RWAMAGANA -The Minister of Sports and Culture Protais Mitali has urged stakeholders, to assess the causes of Gender Based Violence and come up with viable solutions to stem the vice.The Minister said this while addressing residents, students, and leaders of the Eastern Province during events to mark a campaign against gender based violence yesterday.
Minister Protais Mitali (C) Governor Aisa Kirabo Kacyira and Deputy Commissioner of Police Staneley Nsabimana at the GBV campaign in Rwamagana. The New Times / S Rwembeho
Minister Protais Mitali (C) Governor Aisa Kirabo Kacyira and Deputy Commissioner of Police Staneley Nsabimana at the GBV campaign in Rwamagana. The New Times / S Rwembeho

RWAMAGANA -The Minister of Sports and Culture Protais Mitali has urged stakeholders, to assess the causes of Gender Based Violence and come up with viable solutions to stem the vice.

The Minister said this while addressing residents, students, and leaders of the Eastern Province during events to mark a campaign against gender based violence yesterday.

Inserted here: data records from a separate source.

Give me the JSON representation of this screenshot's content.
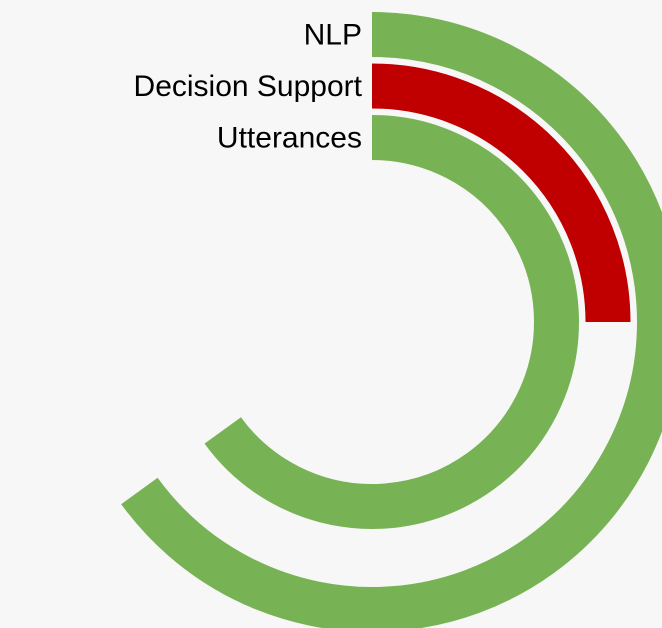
{
  "chart_data": {
    "type": "radial_bar",
    "categories": [
      "NLP",
      "Decision Support",
      "Utterances"
    ],
    "values": [
      65,
      25,
      65
    ],
    "colors": [
      "#77b255",
      "#c00000",
      "#77b255"
    ],
    "ylim": [
      0,
      100
    ]
  }
}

The event was preceded by a two kilometre awareness walk.

Mitali noted that the persistence of GBV and child abuse called for sustainable campaigns.

“It is important that we make a thorough research and assessment of causes of GBV...we can’t keep treating symptoms. Of course, prevention and severe punishment will continue, but lasting a answer is needed,” he said.

The outgoing Governor of Eastern Province Dr. Aisa Kirabo Kacyira, lamented the persistence of GBV, despite the vigilance to combat it.

The Governor disclosed that 218 GBV cases were recorded this year, stating that some of them were violent.

Reflecting on the recent rape and murder cases of two teenagers in Bugesera District, the Governor blamed the vice on drugs and consumption of illicit alcohol known as Kanyanga.

“We are disturbed by criminals, who smoke marijuana and or drink Kanyanga before they descend on their victims. The community too, shouldn’t remain passive when GBV and child abuse are going on,” she said.

Jeanne Mukakarangwa, a mother of four told The New Times that the society in general should be held responsible for GBV.

He said that children were in an environment that made them susceptible to defilement and rape.

“Teachers, parents, local leaders, security organs must show courage in the anti-GBV campaign. Criminals are amidst us...we can’t claim to be doing much, when we are not exposing them,” she said.

The anti-GBV campaign that kicked off on October 10 in the country is expected to end by 16th this month.